County Public Health Officer Henning Ansorg told the Sun that the percent of Santa Maria residents who work in the farming industry is similar to the percent of COVID-19 cases that are farmworkers, so he does not believe that farmworkers are disproportionately affected at this time. 

Ansorg also spoke to some of the precautions that he sees local farmers already taking, and public health’s role in it.

“At the work sites, the growers do a very good job, and we’re working with them from public health to have them spaced out and wear masks,” Ansorg said. “They have good sanitation in the fields; they disinfect and wash hands and everything.”

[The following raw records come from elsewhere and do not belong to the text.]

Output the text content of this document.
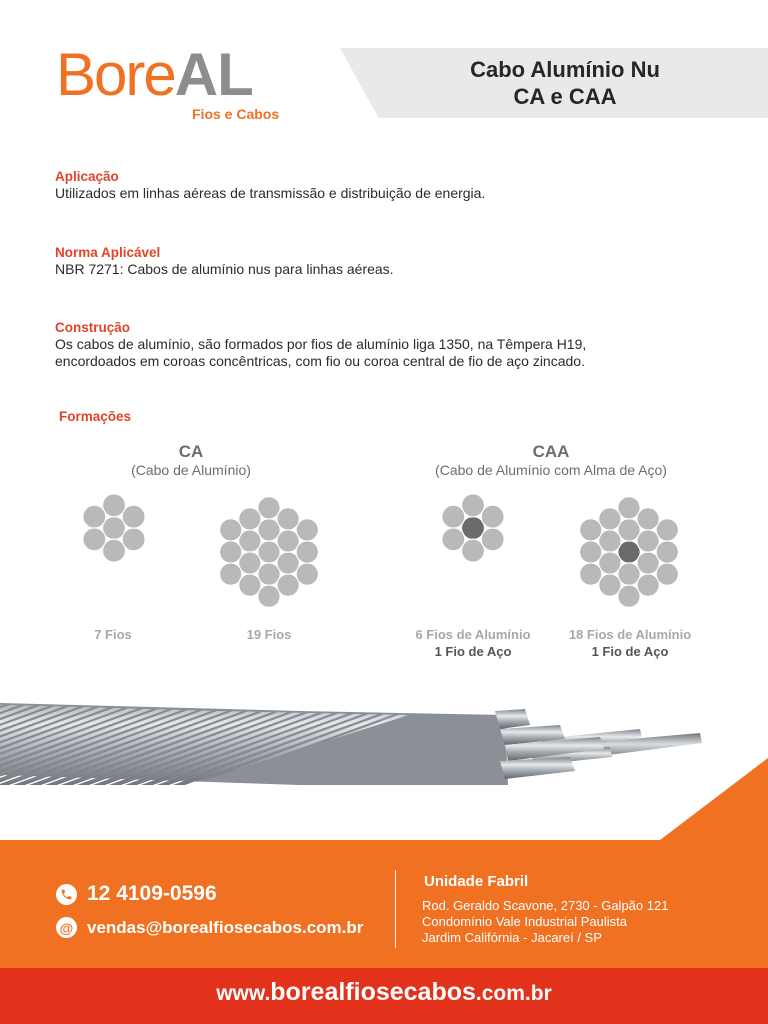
BoreAL
Fios e Cabos
Cabo Alumínio Nu
CA e CAA
Aplicação

Utilizados em linhas aéreas de transmissão e distribuição de energia.

Norma Aplicável

NBR 7271: Cabos de alumínio nus para linhas aéreas.

Construção

Os cabos de alumínio, são formados por fios de alumínio liga 1350, na Têmpera H19,

encordoados em coroas concêntricas, com fio ou coroa central de fio de aço zincado.

Formações
CA
(Cabo de Alumínio)
CAA
(Cabo de Alumínio com Alma de Aço)
7 Fios	19 Fios	6 Fios de Alumínio
1 Fio de Aço
18 Fios de Alumínio
1 Fio de Aço
12 4109-0596
@ vendas@borealfiosecabos.com.br
Unidade Fabril
Rod. Geraldo Scavone, 2730 - Galpão 121
Condomínio Vale Industrial Paulista
Jardim Califórnia - Jacareí / SP
www.borealfiosecabos.com.br
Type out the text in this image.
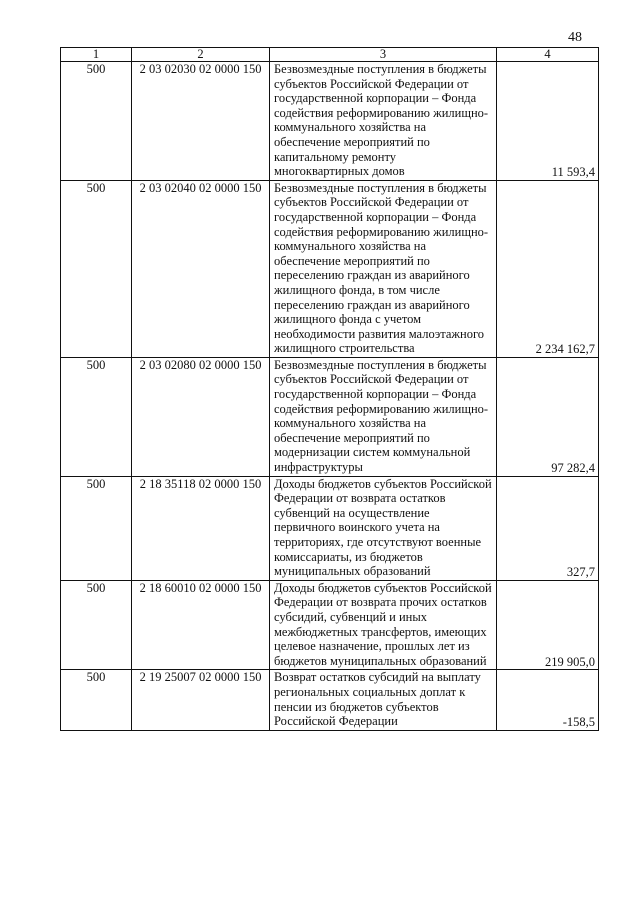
48
1	2	3	4
500	2 03 02030 02 0000 150	Безвозмездные поступления в бюджеты субъектов Российской Федерации от государственной корпорации – Фонда содействия реформированию жилищно-коммунального хозяйства на обеспечение мероприятий по капитальному ремонту многоквартирных домов	11 593,4
500	2 03 02040 02 0000 150	Безвозмездные поступления в бюджеты субъектов Российской Федерации от государственной корпорации – Фонда содействия реформированию жилищно-коммунального хозяйства на обеспечение мероприятий по переселению граждан из аварийного жилищного фонда, в том числе переселению граждан из аварийного жилищного фонда с учетом необходимости развития малоэтажного жилищного строительства	2 234 162,7
500	2 03 02080 02 0000 150	Безвозмездные поступления в бюджеты субъектов Российской Федерации от государственной корпорации – Фонда содействия реформированию жилищно-коммунального хозяйства на обеспечение мероприятий по модернизации систем коммунальной инфраструктуры	97 282,4
500	2 18 35118 02 0000 150	Доходы бюджетов субъектов Российской Федерации от возврата остатков субвенций на осуществление первичного воинского учета на территориях, где отсутствуют военные комиссариаты, из бюджетов муниципальных образований	327,7
500	2 18 60010 02 0000 150	Доходы бюджетов субъектов Российской Федерации от возврата прочих остатков субсидий, субвенций и иных межбюджетных трансфертов, имеющих целевое назначение, прошлых лет из бюджетов муниципальных образований	219 905,0
500	2 19 25007 02 0000 150	Возврат остатков субсидий на выплату региональных социальных доплат к пенсии из бюджетов субъектов Российской Федерации	-158,5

However, he did point out that farmworkers often live in congregate settings and are unable to social distance when driving to work and on the job, making them more vulnerable to infection.

This is particularly true for H-2A workers, CAUSE Community Organizing Director Hazel Davalos said. They come to the U.S. on temporary work visas and often live in close quarters with other H-2A workers. 

CAUSE and MICOP are also asking the Board of Supervisors to address issues around H-2A housing during COVID-19.

Concerns around the vulnerability of H-2A workers during COVID-19 were heightened, Davalos said, with the recent news of a COVID-19 outbreak in a Ventura County farmworker housing facility. According to the Ventura County Star, all 216 people staying at the farmworker housing facility were tested after two people there tested positive for the virus. As of July 3, 188 workers were positive for COVID-19.

“We’re talking about workers living in dormitory-style housing,” Davalos said. “We’re really hoping that this incident can be a learning lesson for the agricultural industry to step up and do a better job around preventing the spread among the workforce. We see this as an opportunity for our public health department to step up and increase regulation of the agricultural industry.”

One idea the organizations are proposing is to require that farmworkers who share a room are also transported to and from work together, work together, and eat together. This would essentially treat roommates as a household, Davalos said, and hopefully prevent small-scale outbreaks from reaching the larger group.

“Right now, it’s often the case where [farmworkers] have their roommates, and then they’re all thrown into one big bus when they go to work every day. Your bubble of four goes to 30 really quick,” Davalos explained. “Public health could make stipulations around those sorts of things.”